The proposed Hong Kong offshore wind farm would generate approximately 1% of HKSAR’s total power generation, with an output of 200MW. Renewable energy generated at the wind farm would power nearly 80,000 households. The wind farm is expected to offset 343,000–383,000 tons of carbon dioxide, 45–60t of sulphur dioxide, 394–440 tons of nitrogen oxide and 14–16t of particulate material each year.
Execution of the project is subject to the acquisition of an environmental permit, installation of an offshore mast, the collection of wind and wave data for at least one year and other project and regulatory processes. If approved, the project will be built by electricity investor-operator CLP in partnership with Wind Prospects, an independent renewable energy developer.
The wind farm will be developed in an area of 16km² approximately 10km east of Clearwater Bay Peninsula and 5km east of East Ninepin Island in the south-eastern waters of HKSAR. Due to unavailability of significant usable land in HKSAR, an offshore site was more feasible for large-scale renewable energy development. The site has a water depth of approximately 30m.
The project will comprise either 67 x 3MW or 40 x 5MW wind turbines. Built specifically for an offshore environment, each turbine will consist of 45m-long blades and 80m-high hubs. If the larger (5m) and lesser number of turbines are installed, the blades would measure 60m and the hubs 90m.

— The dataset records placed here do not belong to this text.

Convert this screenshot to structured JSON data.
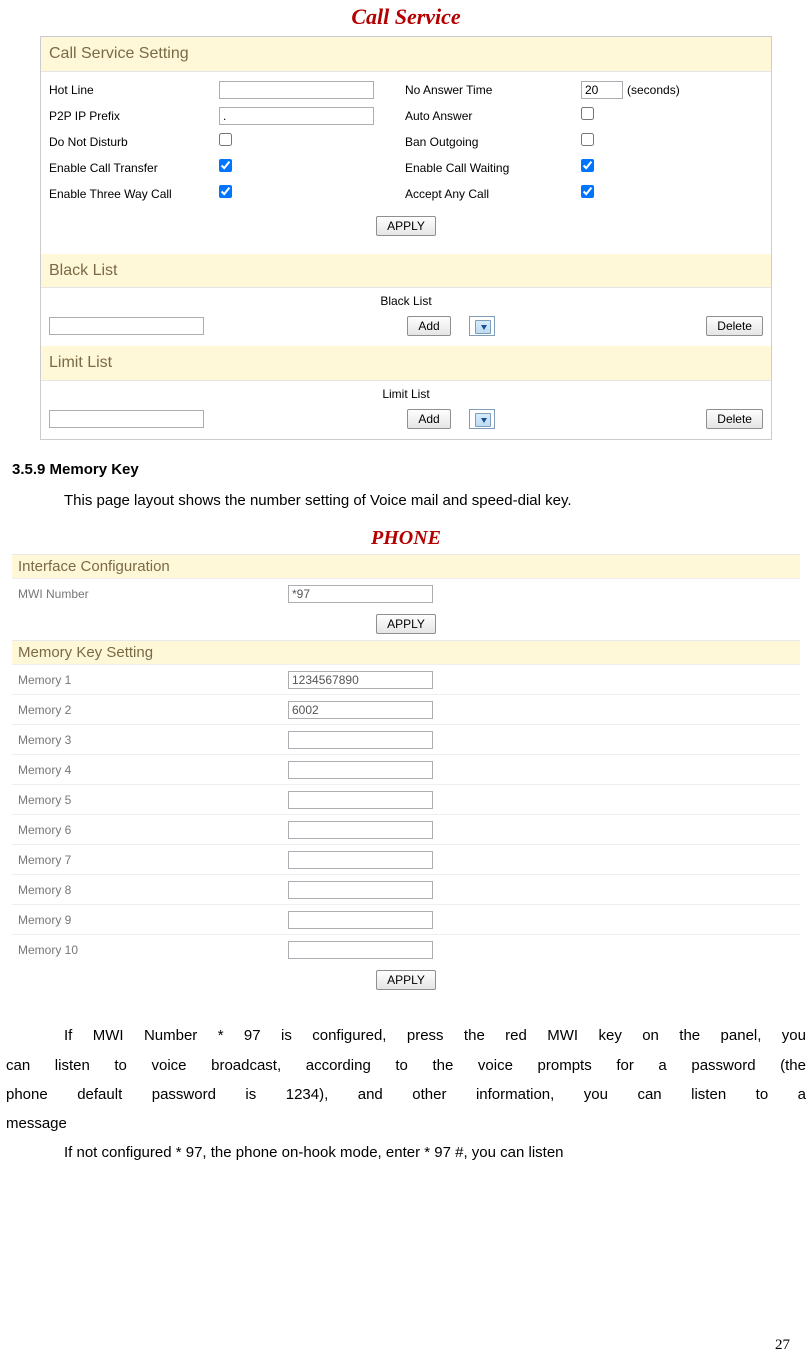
{
  "callService": {
    "title": "Call Service",
    "settingHeader": "Call Service Setting",
    "labels": {
      "hotLine": "Hot Line",
      "noAnswerTime": "No Answer Time",
      "seconds": "(seconds)",
      "p2p": "P2P IP Prefix",
      "autoAnswer": "Auto Answer",
      "dnd": "Do Not Disturb",
      "banOutgoing": "Ban Outgoing",
      "transfer": "Enable Call Transfer",
      "waiting": "Enable Call Waiting",
      "threeway": "Enable Three Way Call",
      "acceptAny": "Accept Any Call"
    },
    "values": {
      "hotLine": "",
      "noAnswerTime": "20",
      "p2p": ".",
      "autoAnswer": false,
      "dnd": false,
      "banOutgoing": false,
      "transfer": true,
      "waiting": true,
      "threeway": true,
      "acceptAny": true
    },
    "apply": "APPLY",
    "blackList": {
      "header": "Black List",
      "title": "Black List",
      "add": "Add",
      "delete": "Delete",
      "input": ""
    },
    "limitList": {
      "header": "Limit List",
      "title": "Limit List",
      "add": "Add",
      "delete": "Delete",
      "input": ""
    }
  },
  "doc": {
    "h": "3.5.9 Memory Key",
    "p1": "This page layout shows the number setting of Voice mail and speed-dial key.",
    "p2": "If MWI  Number  * 97 is  configured,  press the  red  MWI key on  the  panel,  you",
    "p3": "can listen to voice broadcast, according to the voice prompts for a password (the",
    "p4": "phone default   password   is 1234),   and   other information,   you   can listen   to a",
    "p5": "message",
    "p6": "If not configured * 97, the phone on-hook mode, enter * 97 #, you can listen"
  },
  "phone": {
    "title": "PHONE",
    "ifConf": "Interface Configuration",
    "mwiLabel": "MWI Number",
    "mwiValue": "*97",
    "memHeader": "Memory Key Setting",
    "apply": "APPLY",
    "mem": [
      {
        "label": "Memory 1",
        "value": "1234567890"
      },
      {
        "label": "Memory 2",
        "value": "6002"
      },
      {
        "label": "Memory 3",
        "value": ""
      },
      {
        "label": "Memory 4",
        "value": ""
      },
      {
        "label": "Memory 5",
        "value": ""
      },
      {
        "label": "Memory 6",
        "value": ""
      },
      {
        "label": "Memory 7",
        "value": ""
      },
      {
        "label": "Memory 8",
        "value": ""
      },
      {
        "label": "Memory 9",
        "value": ""
      },
      {
        "label": "Memory 10",
        "value": ""
      }
    ]
  },
  "pageNumber": "27"
}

Turbines will be spaced at approximately five to ten times the blade length.
Each turbine installation would take on an average one to two days, completing the process in about 17 vessel movements. To install the turbines, barge or jack-up vessels will be used. Each component will be prefabricated in factories before being transported to the site for installation. Turbines will be installed after the foundation installation is complete.
For the foundation, the wind farm is considering suction caisson technology. To be introduced in Hong Kong for the first time, the suction caisson would be fitted with a four-legged jacket that would serve as the substructure. The design would avoid the need for dredging or marine piling, therefore minimising environmental impact. The foundation was tested at the proposed site in May 2008 and was found to create minimal disturbance while being installed into the sea bed.

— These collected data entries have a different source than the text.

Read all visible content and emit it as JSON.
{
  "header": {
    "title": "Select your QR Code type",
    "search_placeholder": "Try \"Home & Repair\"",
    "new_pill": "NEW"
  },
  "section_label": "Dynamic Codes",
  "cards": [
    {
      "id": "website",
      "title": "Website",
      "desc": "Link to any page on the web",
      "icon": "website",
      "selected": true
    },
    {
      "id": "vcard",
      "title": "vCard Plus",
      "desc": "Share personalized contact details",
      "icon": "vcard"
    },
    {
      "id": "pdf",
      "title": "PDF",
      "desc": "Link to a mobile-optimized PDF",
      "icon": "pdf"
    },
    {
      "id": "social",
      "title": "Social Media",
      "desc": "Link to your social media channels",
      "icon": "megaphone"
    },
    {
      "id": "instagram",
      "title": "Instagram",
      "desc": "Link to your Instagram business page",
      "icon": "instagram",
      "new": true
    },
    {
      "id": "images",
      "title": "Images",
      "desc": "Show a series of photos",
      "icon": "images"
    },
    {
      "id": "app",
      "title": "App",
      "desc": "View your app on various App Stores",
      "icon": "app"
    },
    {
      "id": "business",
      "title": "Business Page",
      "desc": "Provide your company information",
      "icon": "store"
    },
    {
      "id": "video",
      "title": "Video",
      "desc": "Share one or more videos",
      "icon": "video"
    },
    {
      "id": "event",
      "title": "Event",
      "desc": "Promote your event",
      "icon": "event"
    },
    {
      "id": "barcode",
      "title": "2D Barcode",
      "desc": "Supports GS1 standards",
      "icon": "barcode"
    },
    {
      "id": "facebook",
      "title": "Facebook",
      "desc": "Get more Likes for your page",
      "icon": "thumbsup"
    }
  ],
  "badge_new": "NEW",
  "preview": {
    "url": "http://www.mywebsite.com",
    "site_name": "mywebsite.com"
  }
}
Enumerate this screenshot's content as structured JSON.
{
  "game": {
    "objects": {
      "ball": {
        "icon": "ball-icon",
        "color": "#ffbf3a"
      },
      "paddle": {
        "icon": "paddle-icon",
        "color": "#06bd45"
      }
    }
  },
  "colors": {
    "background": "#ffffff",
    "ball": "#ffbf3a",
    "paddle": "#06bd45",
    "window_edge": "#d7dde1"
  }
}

The wind turbines will be connected to the offshore substation via 33kV electrical collection cables. Two 132kV transmission cables will be used to export power from the transformer platform to the wind farm. They will be installed at a depth of 3–5m.
The collection cables and majority of the transmission cables will be installed through the jetting method. The rock armour method along with jetting will be used for 3km of transmission cables that require additional protection. The rock armour method involves dredging at the maximum rate of 6,300m3 a day, not exceeding 135,000m3 of dredged materials.
The project will be completed over a two-year period. During the construction period, approximately 120 heavy lift vessel movements and 3,360 support vessel movements will be made. The work on the site will be carried out at specific isolated areas instead of occurring continuously over the entire site area.
BMT Asia Pacific, a subsidiary of BMT Group, conducted an environment impact assessment (EIA) and marine navigation safety risk assessment of the project. According to the assessment the project will have no significant environmental impact.
Largely due to the choice of site, the potential for impact in terms of waste, water quality, benthic ecology, pelagic ecology, avifauna ecology, fisheries, heritage and landscape and visual has been offset. Within Hong Kong waters, the 16km² project site is a relatively low productive area. The adoption of suction caisson technology has also greatly reduced any potential impact.
The project will require minimal maintenance and supervision over its lifetime. Through a computer system installed in every turbine, all the operations will be controlled and monitored by the operators. On notification of any problem, the required maintenance will be provided by 20 engineers on site. At any given point of time, between one and three maintenance vessels will be made available near the site location.